15      Il convient d’observer d’emblée que l’arrêt du 20 février 2002, Roman Parra/Commission (T‑117/01, EU:T:2002:35), dont la requérante se prévaut, est intervenu en matière de fonction publique, dans le contexte d’un refus de promotion. Il ressort des motifs de cet arrêt que la partie requérante avait fait l’objet d’une décision implicite de rejet, née du silence gardé durant un délai de quatre mois sur sa réclamation contentieuse, à la suite d’un recours gracieux dont le rejet n’avait pas été motivé (arrêt du 20 février 2002, Roman Parra/Commission, T‑117/01, EU:T:2002:35, points 6 à 12). La décision contestée par la partie requérante dans cette affaire n’avait donc fait l’objet d’aucune motivation avant l’introduction du recours (arrêt du 20 février 2002, Roman Parra/Commission, T‑117/01, EU:T:2002:35, point 28). Ce précédent n’est donc pas comparable avec la décision attaquée, dans laquelle figure la motivation rappelée au point 5 ci-dessus.

16      Selon une jurisprudence constante, l’obligation de motiver les actes juridiques, posée par l’article 296, paragraphe 2, TFUE, a pour but, d’une part, de fournir à l’intéressé une indication suffisante pour déterminer si la décision est bien fondée ou si elle est entachée d’un vice permettant d’en contester la validité et, d’autre part, de permettre au juge de l’Union d’exercer son contrôle sur la légalité de la décision contestée (arrêts du 27 septembre 2012, J/Parlement, T‑160/10, non publié, EU:T:2012:503, point 20, et du 30 mai 2013, Morte Navarro/Parlement, T‑280/09, non publié, EU:T:2013:279, point 32).

17      L’exigence de motivation dépendant de la nature de l’acte en cause et du contexte dans lequel il a été adopté, il n’est, de manière générale, pas exigé que la motivation spécifie tous les éléments de fait et de droit pertinents (voir, en ce sens, ordonnance du 14 novembre 2013, J/Parlement, C‑550/12 P, non publiée, EU:C:2013:760, point 19, et arrêt du 30 mai 2013, Morte Navarro/Parlement, T‑280/09, non publié, EU:T:2013:279, points 32 à 36).

18      En ce qui concerne spécifiquement les décisions déclarant les pétitions irrecevables, selon la jurisprudence, elles doivent être motivées de manière à permettre au pétitionnaire de comprendre les raisons pour lesquelles sa pétition a été déclarée irrecevable.

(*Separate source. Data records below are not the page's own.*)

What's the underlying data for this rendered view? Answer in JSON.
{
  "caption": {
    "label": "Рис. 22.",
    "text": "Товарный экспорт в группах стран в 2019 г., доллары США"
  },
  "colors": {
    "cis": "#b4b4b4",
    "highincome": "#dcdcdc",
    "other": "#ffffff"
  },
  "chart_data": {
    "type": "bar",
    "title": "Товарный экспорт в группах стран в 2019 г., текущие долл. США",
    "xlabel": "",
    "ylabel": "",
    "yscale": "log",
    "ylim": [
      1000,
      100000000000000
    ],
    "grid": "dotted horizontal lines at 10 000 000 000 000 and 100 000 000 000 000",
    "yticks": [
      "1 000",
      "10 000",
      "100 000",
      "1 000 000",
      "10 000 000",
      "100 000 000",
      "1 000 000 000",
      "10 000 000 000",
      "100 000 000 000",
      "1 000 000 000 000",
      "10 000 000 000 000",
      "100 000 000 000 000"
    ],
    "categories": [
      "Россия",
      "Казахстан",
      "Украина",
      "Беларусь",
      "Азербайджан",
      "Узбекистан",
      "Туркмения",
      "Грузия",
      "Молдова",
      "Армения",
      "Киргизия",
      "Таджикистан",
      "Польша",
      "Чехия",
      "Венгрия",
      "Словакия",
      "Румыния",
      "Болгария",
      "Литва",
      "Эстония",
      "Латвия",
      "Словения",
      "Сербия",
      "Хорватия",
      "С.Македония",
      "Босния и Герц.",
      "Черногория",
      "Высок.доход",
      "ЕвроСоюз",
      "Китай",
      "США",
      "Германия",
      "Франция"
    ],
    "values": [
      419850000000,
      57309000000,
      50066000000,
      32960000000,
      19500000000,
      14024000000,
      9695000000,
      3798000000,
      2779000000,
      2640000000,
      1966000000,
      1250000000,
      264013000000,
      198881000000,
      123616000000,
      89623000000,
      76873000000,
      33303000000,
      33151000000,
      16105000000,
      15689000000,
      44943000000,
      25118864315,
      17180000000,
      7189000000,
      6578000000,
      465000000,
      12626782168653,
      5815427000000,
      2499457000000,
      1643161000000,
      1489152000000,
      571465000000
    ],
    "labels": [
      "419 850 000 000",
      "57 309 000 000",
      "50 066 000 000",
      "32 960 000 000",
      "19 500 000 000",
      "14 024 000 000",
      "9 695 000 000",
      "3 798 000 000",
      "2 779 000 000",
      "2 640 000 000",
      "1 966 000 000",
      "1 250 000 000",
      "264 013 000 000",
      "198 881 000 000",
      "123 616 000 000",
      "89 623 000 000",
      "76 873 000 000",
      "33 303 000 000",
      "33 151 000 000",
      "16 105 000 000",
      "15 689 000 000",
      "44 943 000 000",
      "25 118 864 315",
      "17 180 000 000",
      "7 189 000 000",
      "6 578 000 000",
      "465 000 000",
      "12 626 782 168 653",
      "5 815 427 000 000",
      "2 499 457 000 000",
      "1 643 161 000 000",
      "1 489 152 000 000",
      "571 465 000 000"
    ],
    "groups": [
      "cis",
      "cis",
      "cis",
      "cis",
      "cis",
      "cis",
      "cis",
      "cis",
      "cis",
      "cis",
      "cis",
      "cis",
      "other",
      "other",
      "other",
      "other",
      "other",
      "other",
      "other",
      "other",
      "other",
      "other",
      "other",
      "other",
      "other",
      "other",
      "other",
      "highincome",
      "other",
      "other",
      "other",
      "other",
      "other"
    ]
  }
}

À cet égard, une motivation sommaire peut être suffisante (arrêt du 9 décembre 2014, Schönberger/Parlement, C‑261/13 P, EU:C:2014:2423, point 23, et ordonnance du 4 mai 2016, Pannonhalmi Főapátság/Parlement, C‑607/15, non publiée, EU:C:2016:329, point 14).

19      Compte tenu de la teneur de la pétition, dans laquelle la requérante dénonçait des violations des droits fondamentaux la concernant par un tribunal militaire espagnol et laquelle constituait le contexte de l’adoption de la décision attaquée au sens de la jurisprudence citée au point 17 ci-dessus, la motivation rappelée au point 5 ci-dessus ne présente pas le caractère stéréotypé qu’elle allègue. Au contraire, cette motivation suffisait pour lui permettre de comprendre les raisons du classement de la pétition.

20      Il s’ensuit que le moyen unique invoqué par la requérante doit être écarté et, par suite, que le recours doit être rejeté.

 Sur les dépens

21      Aux termes de l’article 134, paragraphe 1, du règlement de procédure du Tribunal, toute partie qui succombe est condamnée aux dépens, s’il est conclu en ce sens. La requérante ayant succombé, il y a lieu de la condamner aux dépens, conformément aux conclusions du Parlement.

Par ces motifs,

LE TRIBUNAL (sixième chambre)

déclare et arrête :

1)      Le recours est rejeté.

2)      Mme María Teresa Serrano Velázquez est condamnée aux dépens.

Marcoulli

Frimodt Nielsen

Schwarcz

Ainsi prononcé en audience publique à Luxembourg, le 12 octobre 2022.

Signatures


*      Langue de procédure : l’espagnol.